Continued from Page 4 of Orange is the New Black 2.13: We Have Manners. We're Polite.

Over in another wing of LCF, the investigators inform Suzanne that she is going to be transferred to another facility to await trial on whatever charge she is being arraigned on for Red's attack. When Agent Spiner thanks her for her "cooperation" in the investigation, an increasingly erratic Suzanne sings, "Oh! We say 'thank you.' We say 'please.' And 'excuse me' when we sneeze. That's the way we do what's right. We have manners. We're polite!" Was that as hilariously bizarre to everyone else as that was to me? I don't know what the fuck that was, but I know enjoyed it. (After some googling, I discovered that this is a pre-school song that some children grow up with. I have never heard it before, so, this was particularly off the wall to me.)
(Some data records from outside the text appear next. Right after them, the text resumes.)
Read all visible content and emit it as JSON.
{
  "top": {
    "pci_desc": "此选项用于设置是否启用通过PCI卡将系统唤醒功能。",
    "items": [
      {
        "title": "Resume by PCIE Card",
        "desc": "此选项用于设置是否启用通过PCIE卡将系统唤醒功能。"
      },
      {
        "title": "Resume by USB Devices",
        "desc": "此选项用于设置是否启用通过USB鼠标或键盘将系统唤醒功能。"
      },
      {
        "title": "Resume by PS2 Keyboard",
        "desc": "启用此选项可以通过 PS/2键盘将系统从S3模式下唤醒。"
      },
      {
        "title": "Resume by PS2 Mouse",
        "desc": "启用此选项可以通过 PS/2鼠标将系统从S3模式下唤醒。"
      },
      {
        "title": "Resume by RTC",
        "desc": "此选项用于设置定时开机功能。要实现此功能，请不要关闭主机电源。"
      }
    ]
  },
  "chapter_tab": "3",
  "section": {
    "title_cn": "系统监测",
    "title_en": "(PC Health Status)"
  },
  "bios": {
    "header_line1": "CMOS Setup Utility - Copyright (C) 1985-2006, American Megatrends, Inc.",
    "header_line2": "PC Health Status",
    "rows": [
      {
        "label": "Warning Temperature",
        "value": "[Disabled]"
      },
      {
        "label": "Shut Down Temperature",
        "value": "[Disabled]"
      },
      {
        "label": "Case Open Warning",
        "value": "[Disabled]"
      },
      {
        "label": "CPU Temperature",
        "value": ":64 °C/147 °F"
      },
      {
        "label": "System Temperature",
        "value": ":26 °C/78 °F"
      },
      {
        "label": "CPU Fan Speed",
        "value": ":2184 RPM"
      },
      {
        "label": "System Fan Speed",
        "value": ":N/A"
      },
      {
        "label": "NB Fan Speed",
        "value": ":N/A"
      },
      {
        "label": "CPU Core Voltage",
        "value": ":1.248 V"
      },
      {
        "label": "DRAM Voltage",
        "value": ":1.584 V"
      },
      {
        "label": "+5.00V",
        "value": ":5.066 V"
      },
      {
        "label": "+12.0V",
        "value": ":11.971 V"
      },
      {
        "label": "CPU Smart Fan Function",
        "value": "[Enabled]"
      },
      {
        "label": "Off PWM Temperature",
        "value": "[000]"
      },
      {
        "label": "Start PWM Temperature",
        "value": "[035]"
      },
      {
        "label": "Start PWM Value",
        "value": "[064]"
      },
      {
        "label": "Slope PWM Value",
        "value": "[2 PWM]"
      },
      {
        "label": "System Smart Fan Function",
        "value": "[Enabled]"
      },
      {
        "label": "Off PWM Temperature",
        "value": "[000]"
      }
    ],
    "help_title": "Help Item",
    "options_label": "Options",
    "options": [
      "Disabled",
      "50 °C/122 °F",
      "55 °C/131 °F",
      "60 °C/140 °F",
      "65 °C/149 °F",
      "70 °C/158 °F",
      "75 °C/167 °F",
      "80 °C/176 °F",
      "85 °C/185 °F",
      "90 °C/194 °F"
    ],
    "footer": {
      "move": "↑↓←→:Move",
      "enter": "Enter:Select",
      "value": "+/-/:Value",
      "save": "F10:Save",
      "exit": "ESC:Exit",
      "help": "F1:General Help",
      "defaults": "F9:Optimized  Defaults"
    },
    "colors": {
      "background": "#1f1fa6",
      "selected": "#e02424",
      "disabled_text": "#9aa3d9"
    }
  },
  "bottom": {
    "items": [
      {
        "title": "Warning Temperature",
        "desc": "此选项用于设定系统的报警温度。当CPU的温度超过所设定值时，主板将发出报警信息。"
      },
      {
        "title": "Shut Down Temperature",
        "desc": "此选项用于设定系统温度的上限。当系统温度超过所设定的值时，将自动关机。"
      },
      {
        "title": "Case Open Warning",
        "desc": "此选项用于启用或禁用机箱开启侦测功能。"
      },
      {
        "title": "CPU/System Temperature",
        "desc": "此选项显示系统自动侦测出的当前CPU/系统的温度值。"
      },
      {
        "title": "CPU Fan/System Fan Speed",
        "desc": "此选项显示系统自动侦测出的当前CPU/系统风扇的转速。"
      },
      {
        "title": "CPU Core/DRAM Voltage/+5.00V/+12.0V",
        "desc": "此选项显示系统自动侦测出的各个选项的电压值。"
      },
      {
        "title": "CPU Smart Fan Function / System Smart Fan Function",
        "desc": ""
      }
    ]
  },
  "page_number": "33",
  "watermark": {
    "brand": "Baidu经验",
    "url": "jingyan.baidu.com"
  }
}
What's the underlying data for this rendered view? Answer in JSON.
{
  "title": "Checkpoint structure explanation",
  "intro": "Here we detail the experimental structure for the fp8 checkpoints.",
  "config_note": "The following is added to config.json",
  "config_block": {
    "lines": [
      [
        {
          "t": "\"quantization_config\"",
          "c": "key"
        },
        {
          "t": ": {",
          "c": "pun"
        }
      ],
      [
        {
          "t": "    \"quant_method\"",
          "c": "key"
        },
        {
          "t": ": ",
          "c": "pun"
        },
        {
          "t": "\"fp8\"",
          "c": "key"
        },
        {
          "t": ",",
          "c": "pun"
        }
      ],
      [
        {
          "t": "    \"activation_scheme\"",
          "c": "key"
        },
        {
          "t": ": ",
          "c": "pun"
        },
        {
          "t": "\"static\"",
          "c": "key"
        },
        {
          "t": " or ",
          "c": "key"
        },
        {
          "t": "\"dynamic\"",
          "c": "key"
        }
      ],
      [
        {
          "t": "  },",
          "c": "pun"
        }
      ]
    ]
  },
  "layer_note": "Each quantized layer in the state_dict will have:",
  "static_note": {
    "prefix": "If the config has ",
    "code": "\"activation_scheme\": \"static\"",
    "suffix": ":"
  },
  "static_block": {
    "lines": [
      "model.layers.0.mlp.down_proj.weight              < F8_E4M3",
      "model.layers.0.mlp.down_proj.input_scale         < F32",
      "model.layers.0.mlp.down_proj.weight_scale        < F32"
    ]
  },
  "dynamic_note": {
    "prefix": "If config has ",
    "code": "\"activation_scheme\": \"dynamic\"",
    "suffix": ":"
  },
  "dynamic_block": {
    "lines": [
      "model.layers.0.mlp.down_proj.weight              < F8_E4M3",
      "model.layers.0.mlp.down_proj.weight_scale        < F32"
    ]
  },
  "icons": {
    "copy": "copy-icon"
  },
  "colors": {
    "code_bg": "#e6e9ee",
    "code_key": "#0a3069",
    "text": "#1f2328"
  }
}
After this little show, the investigators give each other a look like "What the hell is going on right now?" and decide to leave as their job is done. While they grab their jackets, Suzanne begins another speech to no one in particular, saying, "Thank you very much. 
Thank you very much. No, thank you very much. No, thank you very much. Thank you very, very much. Thank you very much..." Uh, I'll be honest. If you're on Team Suzanne is a Sane Person, you lost a lot of points today. I'm not saying you're guaranteed to lose, but...I mean, yeah, you're gonna lose.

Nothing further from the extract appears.